Crede che abbia cambiato il Paese e il panorama politico per sempre?
«Ha fatto danni irreparabili. Prima di tutto la Brexit. Johnson si ostina a citarla come un traguardo ma i numeri parlano chiaro. Non ci sono vantaggi e il costo sta diventando chiaro a tutti. Johnson lo sa. Non parla più di opportunità o di Gran Bretagna globale. Servono regole più severe su chi mente al Parlamento e sui finanziamenti. Sinora ci siamo affidati a un sistema basato sul buon senso e l'onestà. Johnson ha dimostrato che non funziona».
Quali sono le sue armi segrete?
dimissioni di boris johnson prima pagina the times
«Qui la gente prova ancora deferenza verso uomini bianchi che parlano come Boris, che hanno studiato a Eton e Oxford e che sembrano nati per comandare. Ha conquistato la gente con il senso dell'umorismo - sa essere spiritoso - e il suo ottimismo. Il premier è un uomo che in tutto ciò che fa esprime la certezza che tutto andrà bene. Se la gente ha votato per la Brexit è stato anche perché il progetto nella retorica di Johnson era accompagnato da una visione positiva del futuro, anche se falsa».
Ha fatto qualcosa di buono, secondo lei? Per cosa sarà ricordato?
«Sarà ricordato per la Brexit, ma no, non credo che abbia fatto qualcosa di positivo.
Il vaccino e la pandemia? Il governo ha sprecato 37 miliardi di sterline con un sistema di tracciamento che non ha mai funzionato e che Johnson, come suo solito, ha messo in mano a una compagna di università, Dido Harding.

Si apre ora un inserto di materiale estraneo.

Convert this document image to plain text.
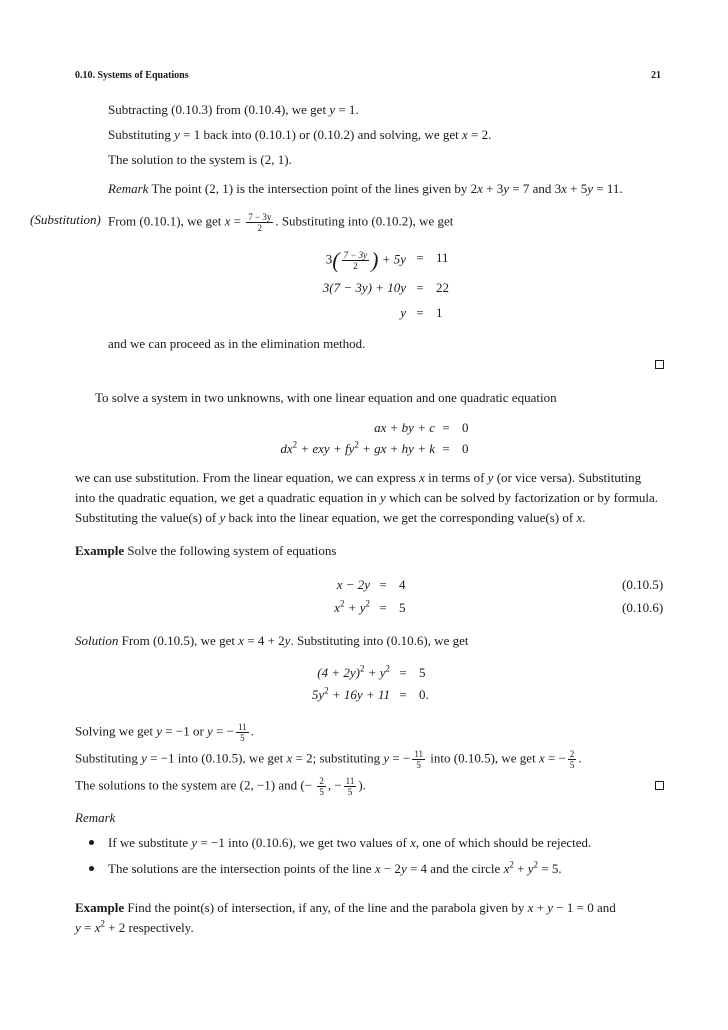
0.10. Systems of Equations	21
Subtracting (0.10.3) from (0.10.4), we get y = 1.
Substituting y = 1 back into (0.10.1) or (0.10.2) and solving, we get x = 2.
The solution to the system is (2, 1).
Remark The point (2, 1) is the intersection point of the lines given by 2x + 3y = 7 and 3x + 5y = 11.
(Substitution) From (0.10.1), we get $x = \frac{7 - 3y}{2}$ . Substituting into (0.10.2), we get
$3( \frac{7 - 3y}{2}$ ) + 5y = 11
3(7 − 3y) + 10y = 22
y = 1
and we can proceed as in the elimination method.
To solve a system in two unknowns, with one linear equation and one quadratic equation
ax + by + c = 0
$dx^2$ + exy + $fy^2$ + gx + hy + k = 0
we can use substitution. From the linear equation, we can express x in terms of y (or vice versa). Substituting
into the quadratic equation, we get a quadratic equation in y which can be solved by factorization or by formula.
Substituting the value(s) of y back into the linear equation, we get the corresponding value(s) of x.
Example Solve the following system of equations
x − 2y = 4	(0.10.5)
$x^2 + y^2 = 5$	(0.10.6)
Solution From (0.10.5), we get x = 4 + 2y. Substituting into (0.10.6), we get
$(4 + 2y)^2 + y^2 = 5$
$5y^2 + 16y + 11 = 0$.
Solving we get y = −1 or y = − $\frac{11}{5}$ .
Substituting y = −1 into (0.10.5), we get x = 2; substituting y = − $\frac{11}{5}$ into (0.10.5), we get x = − $\frac{2}{5}$ .
The solutions to the system are (2, −1) and (− $\frac{2}{5}$ , − $\frac{11}{5}$ ).
Remark
If we substitute y = −1 into (0.10.6), we get two values of x, one of which should be rejected.
The solutions are the intersection points of the line x − 2y = 4 and the circle $x^2 + y^2 = 5$.
Example Find the point(s) of intersection, if any, of the line and the parabola given by x + y − 1 = 0 and
$y = x^2 + 2$ respectively.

Il vaccino lo abbiamo avuto grazie a Kate Bingham, non a lui. Il sostegno all'Ucraina? L'avrebbe fatto qualsiasi premier britannico».
Cosa farà ora Johnson?
«È nato per essere un intrattenitore. Tornerà a dedicarsi al progetto che gli sta più caro: il suo successo. È un narcisista. Non lo immagino felice in campagna con moglie e figli. Non ha mai prestato grande attenzione alla famiglia. Credo che con le sue dimissioni sia finita l'epoca degli etoniani».